The last decade has produced an exponential rise in our understanding of the molecular pathology of both WS and HGPs. This growth in our understanding of the disorders has also driven the development of potential therapies which deserve to enter clinical trials in the near future. The relationship between disease mechanisms and routes to therapy is shown in Figure 3. The successful treatment of a human premature ageing syndrome by any of these means would represent a tremendous medical advance.

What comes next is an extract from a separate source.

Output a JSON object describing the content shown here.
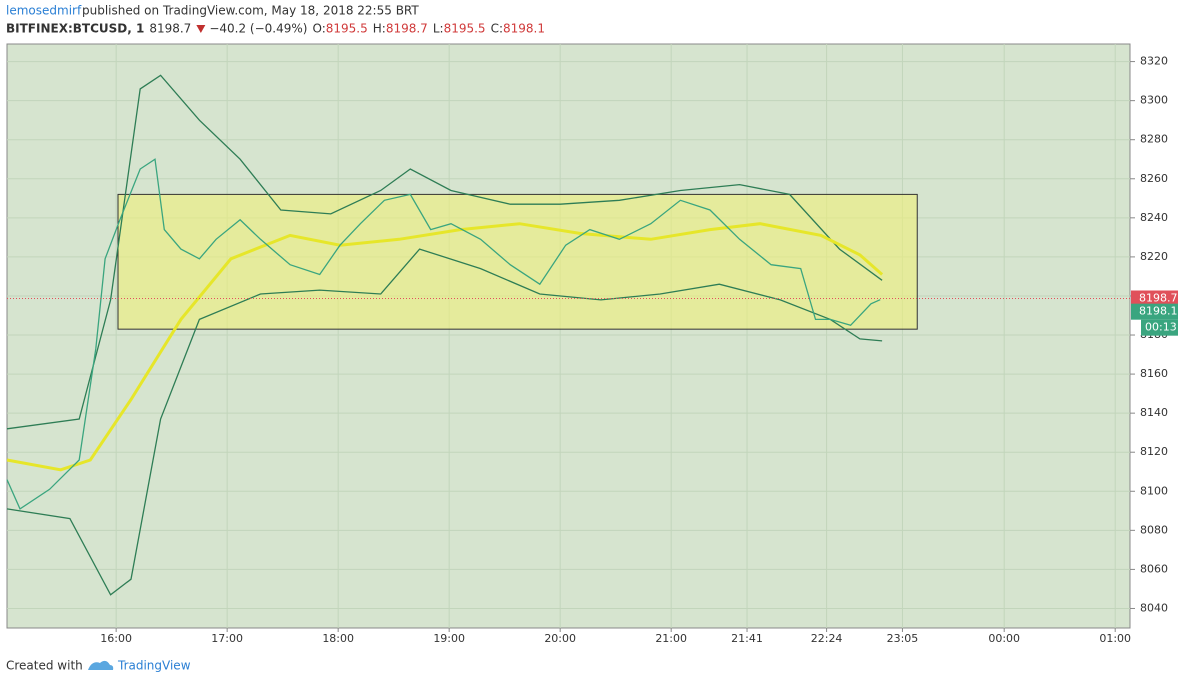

Our knowledge of the pathology of these progeroid syndromes may very well also bring benefits outside the immediate arena of disease treatment. In this review we have tried to show that there is a solid body of data suggesting that the accumulation of senescent cells is critical to many of the primary premature-ageing phenotypes seen in WS and HGPS. This is an important step in our understanding of the normal ageing process itself, because at the time the disorders were selected as useful potential ageing models, virtually nothing was known about how the mutations causing each disorder resulted in the phenotype of the patients. In the case of HGPS, even the mode of inheritance of the disease was the subject of intense debate. Both WS and HGPS could, in principle, have been caused by a very wide variety of mechanisms which had no relevance to normal ageing. However it is now clear that the most likely cause of the progeroid phenotype in both types of disorder is cell senescence, a mechanism that was independently proposed to cause ageing in normal individuals. Thus, if we can successfully treat the premature-ageing diseases, it is at least possible that we can ameliorate some aspects of normal ageing as well. This is an exciting prospect.